Of course, this is a problem in the field of ethics without any relativism being introduced...but if the argument for relativism precedes the argument for a real sense of the possibility of knowing right from wrong, we will be stopped short of constructing a practical system of rules for behavior.
I don't disagree with anything the first post said, but I don't see that as "backfiring." To me, something backfires if it comes back to hurt the people who use it.
So, this could backfire if a person advocating ethical relativism is hurt by someone else acting on their cultural values. So this would be like what would happen if you were Catholic and you supported ethical relativism and then had someone refuse to hire you because they are culturally opposed to Catholicism. This is a case of backfire because you have no moral way to argue that their action is wrong. If all values are equally valid, values that cause others to hurt you cannot be wrong.
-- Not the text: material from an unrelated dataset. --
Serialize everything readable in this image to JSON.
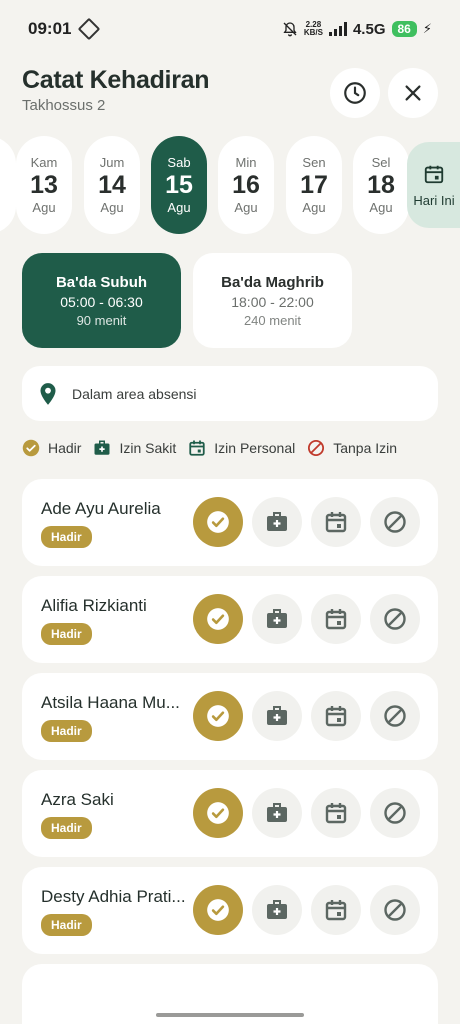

There are a couple of points in arguing the "backfire" to ethical relativism. The first is that it is logically inconsistent. If ethical relativism is meant to create everything as relative, this means that no absolute statements can be made. Everything is relative to one's own condition. However, this is an absolute statement. In making the argument that everything is relative and no absolute statements can be made, then one is actually making an absolute statement in saying that "there can be no absolute statements." In this light, the position is logically inconsistent. Another element behind it that represents problems from an ethical standpoint is its premise. Relativism was designed to protect cultural practices and beliefs from being judged. However, there are some cultural practices that should be criticized. While it might not be our culture, individuals should not be prevented from speaking out when atrocity is present. For example, the genocide in Darfur or the Holocaust would represent events where the ethical relativist would have to admit is "relative" to one's own context. I think that those who seek to manipulate power and control for their own benefit would love to see a relativist approach adopted as it "strengthens the aggressor," to quote Elie Wiesel. In this light, I would think that ethical relativism needs some qualification to it.